The assistance strategy that maximized benefits in self-selected walking speed and gait biomechanics varied widely among hip exoskeleton users post-stroke. As noted earlier, across five participants we studied, asymmetrical bilateral assistance with more non-paretic assistance (e.g., N3P2 condition) was the most effective in improving hemiparetic gait measured by increased self-selected walking speed. However, this was not necessarily the most optimal strategy for each individual. For example, some stroke survivors responded best to bilateral assistance focused on the paretic side (e.g., ST02) while others did best with unilateral assistance (e.g., ST03 and ST05). Taken together, substantial inter-subject variability in the response of stroke survivors to hip exoskeleton assistance strongly suggests that individualized assistance should be considered and used to maximize benefits. This idea is consistent with other studies that highlighted the need for individualized assistance targeting the ankle joint1, 24 and future studies should explore this approach at the hip as well.

It is possible that lower functioning individuals post-stroke (i.e., lowest self-selected walking speed) can benefit most from hip exoskeletons. Indeed, reduced gait speed in stroke survivors is strongly associated with impaired muscle strength of the paretic hip flexors.11, 26 In line with this idea, we found that unilateral assistance strategies focused on compensating for weakness of the paretic limb were most effective at increasing self-selected walking speed in the two stroke participants with the lowest baseline self-selected walking speed. On the other hand, three stroke survivors with fastest self-selected walking speed at the baseline showed no clinically meaningful difference in self-selected walking speed with unilateral assistance on the paretic limb (Fig. 1). Further study is needed to relate the effectiveness of hip exoskeleton assistance to the severity and neuromechanical characteristics of gait impairment at baseline. For example, it may be possible to grossly tune assistance strategies based on the motor strategies exhibited by each individual user.41

Our study has some limitations worth noting. First, we did not examine a large number of participants and this limited the power of our statistical analyses. Nevertheless, we found a clear general trend that the bilateral assistance has a greater benefit than the unilateral assistance and intra-participant variability in the details of the assistance strategy (e.g., balance between paretic and non-paretic side) is paramount. Next, due to the constraints in total experimental duration, we focused on examining the effects of different hip assistance levels on both sides (one baseline + 15 conditions with different assistance magnitudes on both sides). The assistance timing was not rigorously tuned to each participant and was fixed across all assistance conditions. Future studies should consider the effect of hip exoskeleton assistance timing to maximize improvements in gait function on individuals post-stroke. Furthermore, while the main biomechanical analysis in this study was focused on the AGRF, we collected joint kinematics (Supp. Figure 1 in Supplemental Document) during the experiment. A future study can expand our analysis and investigate the effect of assistance level on inter-joint coordination.

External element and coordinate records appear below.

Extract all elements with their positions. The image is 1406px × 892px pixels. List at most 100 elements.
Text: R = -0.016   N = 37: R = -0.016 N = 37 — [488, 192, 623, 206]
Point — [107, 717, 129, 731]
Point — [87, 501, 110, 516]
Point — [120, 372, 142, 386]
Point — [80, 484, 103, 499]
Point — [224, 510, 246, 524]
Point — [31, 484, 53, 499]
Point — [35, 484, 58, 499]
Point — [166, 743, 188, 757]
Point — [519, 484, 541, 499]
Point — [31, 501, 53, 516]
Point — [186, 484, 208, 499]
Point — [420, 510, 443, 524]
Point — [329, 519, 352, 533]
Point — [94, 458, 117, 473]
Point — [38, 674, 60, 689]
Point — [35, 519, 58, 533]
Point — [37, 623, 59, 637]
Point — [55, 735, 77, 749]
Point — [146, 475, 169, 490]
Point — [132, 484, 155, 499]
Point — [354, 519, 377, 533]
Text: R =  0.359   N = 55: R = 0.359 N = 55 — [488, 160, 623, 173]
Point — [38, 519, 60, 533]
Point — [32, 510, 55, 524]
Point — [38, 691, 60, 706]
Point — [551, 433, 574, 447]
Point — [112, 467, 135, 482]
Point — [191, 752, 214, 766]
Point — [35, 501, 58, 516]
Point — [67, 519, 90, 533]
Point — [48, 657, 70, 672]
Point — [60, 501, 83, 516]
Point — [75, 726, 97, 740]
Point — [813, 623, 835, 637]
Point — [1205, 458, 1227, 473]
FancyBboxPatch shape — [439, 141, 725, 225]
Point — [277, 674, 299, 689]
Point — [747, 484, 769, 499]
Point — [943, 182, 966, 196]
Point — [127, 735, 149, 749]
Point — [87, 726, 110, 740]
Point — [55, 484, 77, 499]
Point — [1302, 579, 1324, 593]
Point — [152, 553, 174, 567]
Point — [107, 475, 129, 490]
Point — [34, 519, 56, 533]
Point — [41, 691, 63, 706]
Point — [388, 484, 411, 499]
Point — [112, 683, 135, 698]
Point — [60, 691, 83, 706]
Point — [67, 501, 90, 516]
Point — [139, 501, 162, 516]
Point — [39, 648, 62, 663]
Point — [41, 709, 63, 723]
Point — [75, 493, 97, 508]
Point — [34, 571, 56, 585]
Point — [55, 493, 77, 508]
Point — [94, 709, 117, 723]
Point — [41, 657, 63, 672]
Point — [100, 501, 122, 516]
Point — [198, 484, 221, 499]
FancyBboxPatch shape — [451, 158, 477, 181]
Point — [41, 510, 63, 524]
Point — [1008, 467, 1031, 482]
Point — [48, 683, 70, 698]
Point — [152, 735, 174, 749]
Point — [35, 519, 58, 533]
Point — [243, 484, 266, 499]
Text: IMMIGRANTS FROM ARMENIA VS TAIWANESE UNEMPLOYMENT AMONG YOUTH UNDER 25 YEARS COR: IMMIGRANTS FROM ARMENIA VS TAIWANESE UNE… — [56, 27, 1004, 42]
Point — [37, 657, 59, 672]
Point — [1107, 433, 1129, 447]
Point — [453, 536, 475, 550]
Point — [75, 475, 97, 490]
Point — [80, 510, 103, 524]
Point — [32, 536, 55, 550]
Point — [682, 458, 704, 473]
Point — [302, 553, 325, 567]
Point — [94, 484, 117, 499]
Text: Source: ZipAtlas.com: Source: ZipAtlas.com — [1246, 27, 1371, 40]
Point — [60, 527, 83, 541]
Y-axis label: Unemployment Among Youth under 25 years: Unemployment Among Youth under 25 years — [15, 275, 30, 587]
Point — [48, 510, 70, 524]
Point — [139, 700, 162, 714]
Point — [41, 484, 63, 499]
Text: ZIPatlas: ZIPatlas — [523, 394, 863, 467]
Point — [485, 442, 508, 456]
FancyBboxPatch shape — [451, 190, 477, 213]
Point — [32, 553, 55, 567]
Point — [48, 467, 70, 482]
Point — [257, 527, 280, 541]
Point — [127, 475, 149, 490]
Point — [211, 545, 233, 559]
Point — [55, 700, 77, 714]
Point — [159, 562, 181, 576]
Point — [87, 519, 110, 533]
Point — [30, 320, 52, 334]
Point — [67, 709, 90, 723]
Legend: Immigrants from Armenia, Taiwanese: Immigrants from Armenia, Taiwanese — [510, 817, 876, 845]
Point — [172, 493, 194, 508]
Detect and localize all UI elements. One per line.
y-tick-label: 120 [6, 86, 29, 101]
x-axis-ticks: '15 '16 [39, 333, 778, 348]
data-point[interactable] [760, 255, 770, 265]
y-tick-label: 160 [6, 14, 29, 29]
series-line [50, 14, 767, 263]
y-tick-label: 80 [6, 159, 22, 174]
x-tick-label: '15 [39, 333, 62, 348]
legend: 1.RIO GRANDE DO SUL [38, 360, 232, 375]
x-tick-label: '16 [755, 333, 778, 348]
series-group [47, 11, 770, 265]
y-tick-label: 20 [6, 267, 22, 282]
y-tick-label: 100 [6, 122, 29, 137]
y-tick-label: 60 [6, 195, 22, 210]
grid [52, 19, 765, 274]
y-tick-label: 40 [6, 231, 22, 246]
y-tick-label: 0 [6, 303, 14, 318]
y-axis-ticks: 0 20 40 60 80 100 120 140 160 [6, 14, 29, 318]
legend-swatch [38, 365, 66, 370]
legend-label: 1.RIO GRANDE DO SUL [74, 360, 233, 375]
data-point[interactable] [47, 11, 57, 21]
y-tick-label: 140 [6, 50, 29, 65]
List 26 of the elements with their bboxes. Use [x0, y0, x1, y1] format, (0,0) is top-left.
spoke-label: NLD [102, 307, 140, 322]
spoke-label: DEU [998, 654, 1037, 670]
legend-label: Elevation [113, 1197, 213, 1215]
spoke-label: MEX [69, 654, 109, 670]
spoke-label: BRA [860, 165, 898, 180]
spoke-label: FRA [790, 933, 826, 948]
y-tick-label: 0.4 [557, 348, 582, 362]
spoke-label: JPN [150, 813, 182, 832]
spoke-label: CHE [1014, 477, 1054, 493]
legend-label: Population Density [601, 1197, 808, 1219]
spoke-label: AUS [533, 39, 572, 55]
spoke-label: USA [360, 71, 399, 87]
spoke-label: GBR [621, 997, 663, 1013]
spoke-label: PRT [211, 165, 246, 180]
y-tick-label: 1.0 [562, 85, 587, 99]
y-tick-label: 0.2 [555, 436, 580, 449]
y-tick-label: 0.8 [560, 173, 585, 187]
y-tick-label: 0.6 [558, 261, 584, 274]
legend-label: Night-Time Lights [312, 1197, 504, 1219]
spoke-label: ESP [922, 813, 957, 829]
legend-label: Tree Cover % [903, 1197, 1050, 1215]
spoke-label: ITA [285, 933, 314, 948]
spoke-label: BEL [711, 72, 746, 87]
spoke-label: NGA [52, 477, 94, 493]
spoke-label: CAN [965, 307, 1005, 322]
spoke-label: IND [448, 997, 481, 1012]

In this study, we investigated the effect of different hip exoskeleton assistance strategies on stroke survivors’ self-selected walking speed and gait biomechanics. Our results indicate that the bilateral hip assistance is an effective strategy that can significantly increase the user’s paretic step length by 10% and self-selected walking speed by 17.6%, compared to the baseline. In general, we found that increasing assistance bilaterally improved the overall effect of the exoskeleton. However, the magnitude balance between the paretic and non-paretic side was varied, highlighting the need for personalized bilateral assistance strategies to maximize benefit per individual.